If you are uncertain about how to define the taxonomicScope for a source, consult Flo for guidance.

If the source has multiple classes in one

Some sources (e.g., Fauna, Vertebrates, Amphibians and Reptiles) may contain unsorted species tables that mix several taxonomic classes. Manually separating these can be time-consuming.

If the source is easy to extract as a whole but difficult to split by class, you can use our split_script to automatically divide the Excel file into multiple class-specific files.

However, to be able to do this, you must have extracted all the information in the red list first. Once you have done it, see the instruction in the 2.4 Filling the taxon_assessment table section to use the script to divide the file into classes.

Report your progress
To help track the scope and complexity of each source and inform extraction planning, after you have identified the number of red lists in the source, indicate your progress by filling in the following column in the table of sources:

numberOfRedlists: The number of identified redlists in the source | values: 1, 2, 3, 4, …, N.

This number will also be used to name the red list files (see next step).
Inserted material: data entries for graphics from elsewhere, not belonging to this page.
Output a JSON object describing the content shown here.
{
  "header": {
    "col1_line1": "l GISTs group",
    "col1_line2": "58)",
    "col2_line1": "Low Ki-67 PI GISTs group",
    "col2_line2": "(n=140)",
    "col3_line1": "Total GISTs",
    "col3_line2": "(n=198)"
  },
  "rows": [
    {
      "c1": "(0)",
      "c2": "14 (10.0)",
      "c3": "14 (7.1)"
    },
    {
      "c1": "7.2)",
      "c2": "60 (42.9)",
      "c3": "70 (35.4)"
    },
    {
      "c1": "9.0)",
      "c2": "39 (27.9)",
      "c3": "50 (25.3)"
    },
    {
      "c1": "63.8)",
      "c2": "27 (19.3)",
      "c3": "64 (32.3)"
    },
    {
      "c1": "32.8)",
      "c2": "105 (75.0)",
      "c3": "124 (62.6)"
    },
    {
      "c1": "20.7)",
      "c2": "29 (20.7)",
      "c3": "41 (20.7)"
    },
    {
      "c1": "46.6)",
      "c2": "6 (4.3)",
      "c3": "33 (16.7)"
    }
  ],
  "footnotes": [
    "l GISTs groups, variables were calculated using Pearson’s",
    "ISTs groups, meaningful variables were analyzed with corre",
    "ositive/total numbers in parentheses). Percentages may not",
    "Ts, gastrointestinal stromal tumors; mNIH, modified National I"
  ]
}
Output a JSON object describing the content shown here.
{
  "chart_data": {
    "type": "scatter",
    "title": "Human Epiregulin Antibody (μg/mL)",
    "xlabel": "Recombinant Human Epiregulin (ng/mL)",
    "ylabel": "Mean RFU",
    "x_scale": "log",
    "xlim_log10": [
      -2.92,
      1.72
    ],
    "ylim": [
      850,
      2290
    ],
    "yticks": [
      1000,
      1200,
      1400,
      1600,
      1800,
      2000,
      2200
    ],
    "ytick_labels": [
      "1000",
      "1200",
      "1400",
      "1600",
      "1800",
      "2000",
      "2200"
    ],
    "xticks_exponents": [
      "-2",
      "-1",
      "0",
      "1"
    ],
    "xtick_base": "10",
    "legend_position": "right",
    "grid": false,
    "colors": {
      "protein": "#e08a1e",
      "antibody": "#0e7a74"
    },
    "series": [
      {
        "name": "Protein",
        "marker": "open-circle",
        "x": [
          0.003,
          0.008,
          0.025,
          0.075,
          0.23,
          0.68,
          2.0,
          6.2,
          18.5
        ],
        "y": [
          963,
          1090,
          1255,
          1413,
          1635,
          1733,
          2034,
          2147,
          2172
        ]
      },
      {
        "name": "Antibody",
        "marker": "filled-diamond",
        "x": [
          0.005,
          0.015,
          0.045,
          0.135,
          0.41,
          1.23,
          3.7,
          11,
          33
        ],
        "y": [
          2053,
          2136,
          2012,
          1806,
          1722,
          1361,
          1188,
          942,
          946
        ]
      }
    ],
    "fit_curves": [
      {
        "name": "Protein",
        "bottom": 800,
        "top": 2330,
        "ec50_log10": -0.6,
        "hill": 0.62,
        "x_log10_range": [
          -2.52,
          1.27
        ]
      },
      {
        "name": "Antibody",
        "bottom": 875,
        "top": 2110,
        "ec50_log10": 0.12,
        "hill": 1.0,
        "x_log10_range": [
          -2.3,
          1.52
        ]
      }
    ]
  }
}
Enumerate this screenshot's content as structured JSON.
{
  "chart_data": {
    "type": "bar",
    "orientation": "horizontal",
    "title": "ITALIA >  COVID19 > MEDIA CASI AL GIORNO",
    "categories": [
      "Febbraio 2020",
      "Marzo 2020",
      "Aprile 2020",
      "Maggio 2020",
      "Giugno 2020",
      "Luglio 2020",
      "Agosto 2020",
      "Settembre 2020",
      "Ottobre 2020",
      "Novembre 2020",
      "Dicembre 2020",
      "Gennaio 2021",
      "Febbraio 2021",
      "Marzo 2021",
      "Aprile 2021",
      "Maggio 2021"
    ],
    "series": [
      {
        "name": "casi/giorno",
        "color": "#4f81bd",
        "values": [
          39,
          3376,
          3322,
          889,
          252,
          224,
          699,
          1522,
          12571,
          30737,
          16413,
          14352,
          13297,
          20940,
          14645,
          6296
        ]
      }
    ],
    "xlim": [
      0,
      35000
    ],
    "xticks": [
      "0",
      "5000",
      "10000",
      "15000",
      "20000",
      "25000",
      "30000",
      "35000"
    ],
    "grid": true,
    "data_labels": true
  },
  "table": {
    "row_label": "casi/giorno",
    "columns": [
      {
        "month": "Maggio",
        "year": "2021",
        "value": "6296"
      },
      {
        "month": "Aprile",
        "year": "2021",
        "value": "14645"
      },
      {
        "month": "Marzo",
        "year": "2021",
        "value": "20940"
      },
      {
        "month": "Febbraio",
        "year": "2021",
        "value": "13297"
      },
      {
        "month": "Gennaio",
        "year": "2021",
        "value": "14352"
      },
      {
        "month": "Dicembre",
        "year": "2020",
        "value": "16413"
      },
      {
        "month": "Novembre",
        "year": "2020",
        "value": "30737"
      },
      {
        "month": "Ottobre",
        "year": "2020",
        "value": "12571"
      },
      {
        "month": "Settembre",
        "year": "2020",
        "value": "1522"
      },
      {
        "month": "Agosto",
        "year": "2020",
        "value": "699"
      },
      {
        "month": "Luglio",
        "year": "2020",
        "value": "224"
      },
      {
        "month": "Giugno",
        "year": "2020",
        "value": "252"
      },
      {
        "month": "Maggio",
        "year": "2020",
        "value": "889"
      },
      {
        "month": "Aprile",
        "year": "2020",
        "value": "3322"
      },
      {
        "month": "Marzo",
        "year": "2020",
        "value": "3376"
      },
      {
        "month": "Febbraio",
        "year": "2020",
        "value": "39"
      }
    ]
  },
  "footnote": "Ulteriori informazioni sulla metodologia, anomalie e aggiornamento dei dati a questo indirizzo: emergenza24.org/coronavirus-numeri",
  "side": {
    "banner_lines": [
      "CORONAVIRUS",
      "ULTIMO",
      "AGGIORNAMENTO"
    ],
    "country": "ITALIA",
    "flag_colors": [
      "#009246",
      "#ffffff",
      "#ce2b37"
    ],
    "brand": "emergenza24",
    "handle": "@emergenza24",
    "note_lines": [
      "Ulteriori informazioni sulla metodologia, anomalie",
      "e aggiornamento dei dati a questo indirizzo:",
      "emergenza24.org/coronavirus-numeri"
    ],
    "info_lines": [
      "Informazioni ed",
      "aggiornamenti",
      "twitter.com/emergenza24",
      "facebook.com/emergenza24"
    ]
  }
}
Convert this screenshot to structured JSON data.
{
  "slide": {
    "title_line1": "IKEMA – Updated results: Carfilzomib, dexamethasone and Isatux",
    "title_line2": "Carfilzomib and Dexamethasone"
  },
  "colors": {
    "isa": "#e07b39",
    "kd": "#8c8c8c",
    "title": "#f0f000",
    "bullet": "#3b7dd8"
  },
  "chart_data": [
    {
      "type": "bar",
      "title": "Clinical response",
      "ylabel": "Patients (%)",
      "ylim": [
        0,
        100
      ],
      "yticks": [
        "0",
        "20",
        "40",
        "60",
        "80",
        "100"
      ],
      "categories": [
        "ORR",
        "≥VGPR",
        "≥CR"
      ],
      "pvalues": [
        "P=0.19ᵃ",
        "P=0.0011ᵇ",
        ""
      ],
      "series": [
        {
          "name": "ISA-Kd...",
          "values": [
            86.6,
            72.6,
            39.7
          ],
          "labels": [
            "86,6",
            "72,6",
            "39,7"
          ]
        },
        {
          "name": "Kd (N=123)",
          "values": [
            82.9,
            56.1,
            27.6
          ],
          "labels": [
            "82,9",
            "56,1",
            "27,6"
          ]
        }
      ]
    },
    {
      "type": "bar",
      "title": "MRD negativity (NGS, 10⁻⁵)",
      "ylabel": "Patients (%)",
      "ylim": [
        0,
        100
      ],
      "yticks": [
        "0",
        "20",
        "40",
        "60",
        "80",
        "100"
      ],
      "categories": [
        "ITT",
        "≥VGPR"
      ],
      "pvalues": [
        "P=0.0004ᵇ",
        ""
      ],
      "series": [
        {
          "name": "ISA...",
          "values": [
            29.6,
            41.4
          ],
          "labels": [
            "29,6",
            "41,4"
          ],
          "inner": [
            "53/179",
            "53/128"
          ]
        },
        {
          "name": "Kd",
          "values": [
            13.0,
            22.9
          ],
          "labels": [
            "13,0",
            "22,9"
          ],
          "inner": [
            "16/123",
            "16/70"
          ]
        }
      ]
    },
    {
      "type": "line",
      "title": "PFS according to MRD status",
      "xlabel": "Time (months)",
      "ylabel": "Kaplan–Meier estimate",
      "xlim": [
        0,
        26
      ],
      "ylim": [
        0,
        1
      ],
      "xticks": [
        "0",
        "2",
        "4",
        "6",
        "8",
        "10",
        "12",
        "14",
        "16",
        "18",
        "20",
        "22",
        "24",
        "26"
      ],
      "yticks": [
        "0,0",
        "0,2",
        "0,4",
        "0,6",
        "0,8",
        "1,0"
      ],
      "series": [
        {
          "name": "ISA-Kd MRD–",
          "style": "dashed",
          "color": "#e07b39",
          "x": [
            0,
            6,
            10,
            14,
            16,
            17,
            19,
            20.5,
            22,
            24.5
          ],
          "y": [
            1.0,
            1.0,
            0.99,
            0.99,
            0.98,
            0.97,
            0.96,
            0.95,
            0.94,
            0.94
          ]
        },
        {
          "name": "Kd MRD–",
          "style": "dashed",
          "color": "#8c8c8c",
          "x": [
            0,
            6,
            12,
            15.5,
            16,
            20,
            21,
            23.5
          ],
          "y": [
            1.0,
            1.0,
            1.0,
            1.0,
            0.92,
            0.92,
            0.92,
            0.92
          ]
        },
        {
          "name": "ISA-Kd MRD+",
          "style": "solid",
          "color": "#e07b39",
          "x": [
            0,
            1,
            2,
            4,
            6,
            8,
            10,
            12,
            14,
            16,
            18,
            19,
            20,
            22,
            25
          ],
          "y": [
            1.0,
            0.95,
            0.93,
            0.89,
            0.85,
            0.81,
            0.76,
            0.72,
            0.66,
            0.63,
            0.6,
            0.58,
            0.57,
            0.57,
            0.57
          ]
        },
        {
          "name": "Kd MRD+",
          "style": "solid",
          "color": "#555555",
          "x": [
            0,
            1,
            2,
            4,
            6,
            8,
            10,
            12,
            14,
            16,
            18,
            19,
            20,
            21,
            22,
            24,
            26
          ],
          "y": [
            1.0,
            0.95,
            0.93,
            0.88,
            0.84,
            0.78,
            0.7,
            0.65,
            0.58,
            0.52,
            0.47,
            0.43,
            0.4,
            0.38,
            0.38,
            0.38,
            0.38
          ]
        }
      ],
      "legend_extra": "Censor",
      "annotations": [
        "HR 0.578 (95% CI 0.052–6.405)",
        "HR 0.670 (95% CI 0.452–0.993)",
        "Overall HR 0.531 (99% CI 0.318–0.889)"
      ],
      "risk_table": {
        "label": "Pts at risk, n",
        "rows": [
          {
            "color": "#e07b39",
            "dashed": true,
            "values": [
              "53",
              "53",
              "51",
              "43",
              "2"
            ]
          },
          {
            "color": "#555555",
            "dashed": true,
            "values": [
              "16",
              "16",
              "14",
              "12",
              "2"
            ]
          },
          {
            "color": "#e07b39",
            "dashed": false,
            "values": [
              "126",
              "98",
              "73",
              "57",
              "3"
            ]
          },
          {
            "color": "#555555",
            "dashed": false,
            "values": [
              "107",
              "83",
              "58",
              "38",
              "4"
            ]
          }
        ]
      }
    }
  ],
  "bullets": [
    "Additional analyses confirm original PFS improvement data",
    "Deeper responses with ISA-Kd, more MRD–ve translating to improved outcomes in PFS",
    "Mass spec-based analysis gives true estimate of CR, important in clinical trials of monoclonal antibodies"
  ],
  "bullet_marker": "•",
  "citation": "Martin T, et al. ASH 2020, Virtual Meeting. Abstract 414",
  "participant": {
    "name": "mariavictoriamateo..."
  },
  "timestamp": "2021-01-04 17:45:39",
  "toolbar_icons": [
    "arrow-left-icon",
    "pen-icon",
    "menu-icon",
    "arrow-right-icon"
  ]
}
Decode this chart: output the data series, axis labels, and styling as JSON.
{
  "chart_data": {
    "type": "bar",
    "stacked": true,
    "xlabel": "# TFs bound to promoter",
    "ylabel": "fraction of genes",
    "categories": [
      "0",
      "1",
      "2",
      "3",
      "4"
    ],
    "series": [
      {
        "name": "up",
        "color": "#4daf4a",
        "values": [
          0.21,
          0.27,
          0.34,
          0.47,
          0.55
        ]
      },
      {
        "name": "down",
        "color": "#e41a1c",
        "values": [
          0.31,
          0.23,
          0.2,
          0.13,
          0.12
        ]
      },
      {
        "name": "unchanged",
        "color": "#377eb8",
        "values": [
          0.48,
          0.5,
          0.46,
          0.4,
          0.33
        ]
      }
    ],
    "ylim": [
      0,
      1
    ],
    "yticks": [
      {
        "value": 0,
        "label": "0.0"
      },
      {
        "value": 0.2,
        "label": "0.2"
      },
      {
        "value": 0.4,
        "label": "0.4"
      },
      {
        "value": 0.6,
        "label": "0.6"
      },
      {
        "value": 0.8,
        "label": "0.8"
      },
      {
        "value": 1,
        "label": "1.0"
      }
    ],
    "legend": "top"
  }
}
1.7 Create and name red list files using `redlistID`

Always work locally = in your computer, and not online

Download the templates and work on them in your local machine. Do not work online in the folder of the source. The documents in there, should be the fully extracted versions.

Be aware that template files may be updated over time, therefore you should not reuse previously downloaded versions. You should always check the status of the file online and download the latest version of the template.

Instructions for red list files
For each red list identified within a source, create a copy of the template for data extraction following these steps:

File Creation
Make a local copy in your computer of the template for data extraction for each red list identified in the source.
File Naming Convention
Name each file using the sourceID followed by an underscore and a sequential number. For example: sourceID_1, sourceID_2, …, sourceID_n where n is the total number of red lists in that source.
File Location
Once you have finished extracting the source (and your peer has checked the file), you will save all files in the folder named after the sourceID.

Double-Check
Make sure the numbering matches the total number of red lists recorded in the table of sources under numberOfRedlists.